Essentially, Okja feels more like a commercial against mass slaughter of animals than anything else, and if that’s its message then consider it delivered. With Tilda Swinton’s irascibly kooky performance anchoring the villainous side of the story, and the delightful Ahn Seo-hyun as Okja’s keeper and friend Mija, the stark contrast between corporate requirement and individualism acts as the film’s contemporary narrative. It works, sure, but it’s hardly subtle. If you’re an animal liberationalist then this is right in your wheelhouse, and if you’re a human being with a pet then you’ll attach to this quest story against the odds, but Okja is about the most obviously sermonising film I’ve seen in modern cinema in quite some time. And I don’t like to be lectured at.
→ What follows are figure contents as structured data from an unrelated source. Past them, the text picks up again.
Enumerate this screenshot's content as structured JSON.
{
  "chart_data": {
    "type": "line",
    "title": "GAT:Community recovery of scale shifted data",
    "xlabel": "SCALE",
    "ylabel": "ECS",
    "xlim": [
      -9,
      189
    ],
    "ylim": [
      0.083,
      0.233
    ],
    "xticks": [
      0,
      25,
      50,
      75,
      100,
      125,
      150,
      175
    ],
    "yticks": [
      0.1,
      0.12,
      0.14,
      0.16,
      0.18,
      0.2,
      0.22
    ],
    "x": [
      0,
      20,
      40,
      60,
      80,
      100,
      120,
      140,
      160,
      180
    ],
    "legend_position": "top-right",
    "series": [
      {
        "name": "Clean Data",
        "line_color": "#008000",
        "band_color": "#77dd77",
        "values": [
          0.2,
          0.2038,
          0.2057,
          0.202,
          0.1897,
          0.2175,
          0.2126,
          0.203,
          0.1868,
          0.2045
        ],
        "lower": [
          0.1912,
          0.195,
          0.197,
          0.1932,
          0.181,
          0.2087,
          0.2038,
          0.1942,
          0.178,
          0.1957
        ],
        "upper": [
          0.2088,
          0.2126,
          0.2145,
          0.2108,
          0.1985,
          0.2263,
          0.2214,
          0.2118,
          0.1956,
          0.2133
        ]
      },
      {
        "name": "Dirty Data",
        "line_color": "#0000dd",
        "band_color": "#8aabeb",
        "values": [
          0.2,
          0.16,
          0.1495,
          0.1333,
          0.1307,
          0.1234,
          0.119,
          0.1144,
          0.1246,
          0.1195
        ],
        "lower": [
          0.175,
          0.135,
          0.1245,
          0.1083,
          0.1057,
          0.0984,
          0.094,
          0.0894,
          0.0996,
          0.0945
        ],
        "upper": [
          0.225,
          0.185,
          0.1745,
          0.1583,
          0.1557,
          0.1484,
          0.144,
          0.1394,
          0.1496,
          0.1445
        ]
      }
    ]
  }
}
Overcoming my own prejudices towards the underpinning story within Okja, the film itself is daring and haunting, depressing and beautiful in all kinds of ways. The title creature, Okja, is a fanciful “pig” creature that feels like a cross between an actual pig and a bulldog, exhibiting puppy-like features with the innocent personality of a toddler. Resolved entirely through CG, Okja is a winning character in her own film, cute and lovable and entirely empathetic: exactly the kind of character we’re attached to because of her inherent innocence. Okja’s plight, that of a meat farm’s byproduct, is horrific if only because we subject many other kinds of animals to that plight every time we order a Big Mac, and Mirando Corp’s shareholder mandate isn’t exactly magnanimous. It’s business, as one character exclaims late in the film, as if justifying human survival against a backdrop of perceived cruelty will resonate with audiences. It probably does. It’s an empty thought bubble, though. A hollow jab at our insatiable desire for meat and sustenance that feels like somebody pointing to a turd on the floor and saying “if only we could stop people shitting on the floor.”
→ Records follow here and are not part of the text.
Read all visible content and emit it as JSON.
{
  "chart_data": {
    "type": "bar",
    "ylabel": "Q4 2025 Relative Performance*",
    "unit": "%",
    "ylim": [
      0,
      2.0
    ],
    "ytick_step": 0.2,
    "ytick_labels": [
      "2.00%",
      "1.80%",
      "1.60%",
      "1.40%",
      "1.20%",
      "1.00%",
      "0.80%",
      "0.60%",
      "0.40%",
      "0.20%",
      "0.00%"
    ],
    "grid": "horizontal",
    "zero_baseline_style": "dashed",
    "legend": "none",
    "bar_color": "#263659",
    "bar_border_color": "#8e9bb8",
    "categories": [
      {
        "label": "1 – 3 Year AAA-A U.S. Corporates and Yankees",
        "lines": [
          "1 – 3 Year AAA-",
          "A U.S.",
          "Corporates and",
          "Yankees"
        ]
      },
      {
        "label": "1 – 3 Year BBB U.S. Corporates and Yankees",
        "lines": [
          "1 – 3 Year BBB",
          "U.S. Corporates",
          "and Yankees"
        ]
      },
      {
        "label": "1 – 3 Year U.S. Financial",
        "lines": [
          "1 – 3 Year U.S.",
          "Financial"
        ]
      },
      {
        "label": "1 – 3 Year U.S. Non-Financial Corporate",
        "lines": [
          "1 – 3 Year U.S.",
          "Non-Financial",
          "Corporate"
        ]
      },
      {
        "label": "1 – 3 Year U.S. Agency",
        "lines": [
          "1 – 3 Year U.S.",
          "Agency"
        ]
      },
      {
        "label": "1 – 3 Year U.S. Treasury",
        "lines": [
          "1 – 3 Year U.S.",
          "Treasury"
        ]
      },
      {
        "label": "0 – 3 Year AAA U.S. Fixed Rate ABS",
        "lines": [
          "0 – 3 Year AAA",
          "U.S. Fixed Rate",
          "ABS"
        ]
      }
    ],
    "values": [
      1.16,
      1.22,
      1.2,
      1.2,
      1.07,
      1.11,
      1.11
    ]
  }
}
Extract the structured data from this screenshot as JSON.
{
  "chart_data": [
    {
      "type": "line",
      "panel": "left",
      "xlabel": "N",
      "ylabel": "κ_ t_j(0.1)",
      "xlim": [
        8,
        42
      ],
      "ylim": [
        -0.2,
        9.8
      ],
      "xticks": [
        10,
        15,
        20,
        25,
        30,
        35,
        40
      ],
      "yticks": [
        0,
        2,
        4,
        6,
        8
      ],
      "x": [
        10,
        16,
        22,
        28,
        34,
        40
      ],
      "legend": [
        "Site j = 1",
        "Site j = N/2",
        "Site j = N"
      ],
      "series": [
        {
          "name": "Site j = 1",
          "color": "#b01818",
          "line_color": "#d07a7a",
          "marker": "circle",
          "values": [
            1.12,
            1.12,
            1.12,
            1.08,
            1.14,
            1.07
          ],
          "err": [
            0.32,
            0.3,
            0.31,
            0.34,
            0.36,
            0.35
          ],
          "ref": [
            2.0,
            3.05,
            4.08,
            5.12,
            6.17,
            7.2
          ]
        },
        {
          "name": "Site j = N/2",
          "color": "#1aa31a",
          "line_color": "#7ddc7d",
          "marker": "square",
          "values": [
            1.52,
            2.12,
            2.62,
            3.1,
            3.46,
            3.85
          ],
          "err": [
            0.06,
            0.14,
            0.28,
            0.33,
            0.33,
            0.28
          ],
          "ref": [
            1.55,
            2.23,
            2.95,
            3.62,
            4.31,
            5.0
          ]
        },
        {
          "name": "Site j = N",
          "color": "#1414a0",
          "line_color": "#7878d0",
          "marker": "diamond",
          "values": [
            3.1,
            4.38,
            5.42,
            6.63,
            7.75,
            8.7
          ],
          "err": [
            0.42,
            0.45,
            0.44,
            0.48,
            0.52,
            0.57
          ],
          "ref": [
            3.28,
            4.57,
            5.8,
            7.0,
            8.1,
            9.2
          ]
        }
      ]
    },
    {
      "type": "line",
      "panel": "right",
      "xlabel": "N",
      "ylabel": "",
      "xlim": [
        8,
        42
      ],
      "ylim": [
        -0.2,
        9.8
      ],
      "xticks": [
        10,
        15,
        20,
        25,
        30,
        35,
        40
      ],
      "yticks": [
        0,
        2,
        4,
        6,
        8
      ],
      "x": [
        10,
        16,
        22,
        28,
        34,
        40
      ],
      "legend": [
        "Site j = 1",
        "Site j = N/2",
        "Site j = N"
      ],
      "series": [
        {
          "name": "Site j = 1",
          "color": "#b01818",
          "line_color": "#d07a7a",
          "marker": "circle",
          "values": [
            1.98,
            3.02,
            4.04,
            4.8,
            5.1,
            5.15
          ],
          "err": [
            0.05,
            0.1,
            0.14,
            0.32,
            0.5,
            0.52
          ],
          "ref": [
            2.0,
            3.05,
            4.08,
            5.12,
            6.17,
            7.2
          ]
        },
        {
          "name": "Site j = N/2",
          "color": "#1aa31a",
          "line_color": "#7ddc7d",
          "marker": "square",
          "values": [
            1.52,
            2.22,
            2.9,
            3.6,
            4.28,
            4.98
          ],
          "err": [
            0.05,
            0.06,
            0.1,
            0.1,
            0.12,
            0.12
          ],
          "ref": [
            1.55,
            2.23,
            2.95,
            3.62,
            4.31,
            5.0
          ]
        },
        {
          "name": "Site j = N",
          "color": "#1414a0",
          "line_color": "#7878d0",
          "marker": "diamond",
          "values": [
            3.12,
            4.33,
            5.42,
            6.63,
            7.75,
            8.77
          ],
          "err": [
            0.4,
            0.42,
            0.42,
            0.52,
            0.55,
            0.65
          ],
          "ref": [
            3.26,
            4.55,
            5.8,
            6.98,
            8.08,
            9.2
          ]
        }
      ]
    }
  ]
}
The cast are uniformly good, from Swinton at her unique best, to Jake Gyllenhaal’s off-his-rocker portrayal of the world’s worst television naturalist, to Paul Dano’s surprisingly straight-up ALF leader, right across the board nobody puts a foot wrong. Ahn Seo-hyun’s Mija is affecting for her ability to emote with the barest look, and conveys all manner of things using minimal dialogue. The use of the film’s visual effects are inserted brilliantly into the live-action footage, present without being overt or showy – a real feature of this beautifully lensed film – and the rendering on Okja herself is superb, with only a few moments of “actors touching a digital creature that’s not really there” fake-ness. Regardless of what you think of the film’s central premise, its execution (pardon the pun) is sublime. If you’ve seen Snowpiercer, you’ll have an inkling of how terrific a Bong Joon-ha film can look.
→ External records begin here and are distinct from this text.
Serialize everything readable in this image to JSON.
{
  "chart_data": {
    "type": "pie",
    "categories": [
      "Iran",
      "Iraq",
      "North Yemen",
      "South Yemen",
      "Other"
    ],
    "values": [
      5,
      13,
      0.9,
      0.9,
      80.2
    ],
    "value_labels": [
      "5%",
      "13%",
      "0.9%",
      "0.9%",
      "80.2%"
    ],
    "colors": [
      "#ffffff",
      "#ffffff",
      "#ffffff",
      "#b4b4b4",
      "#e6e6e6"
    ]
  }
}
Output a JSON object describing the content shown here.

Okja is an adult fairy-story that suckles the teat of animal rights more than I’m comfortable with. It’s a personal thing, I believe, and it coloured the film in a way I didn’t enjoy, and I doubt I’ll be able to re-watch it without grinding down several teeth. That said, there’s a startling beauty within Okja’s bleak outlook, enhanced by wonderful creature design and several enjoyable performances. If you’re an animal lover there’s every chance you’ll ugly-cry your way to the ending of this film, and even if you’re not there’s some real thinking material to be gleaned here. It’s a film with a purpose, moreso than the trailer indicated anyway, and for what it’s worth Bong Joon-ha delivers on that purpose and then some. But it feels a little too much like a lecture, a brimstone sermon with artifice and whimsy inserted to keep at bay the eye-rolling. Spare me. I can see why many (most?) critics found Okja to be brilliant or revelatory. I just couldn’t work past the overt sentimentality of it all.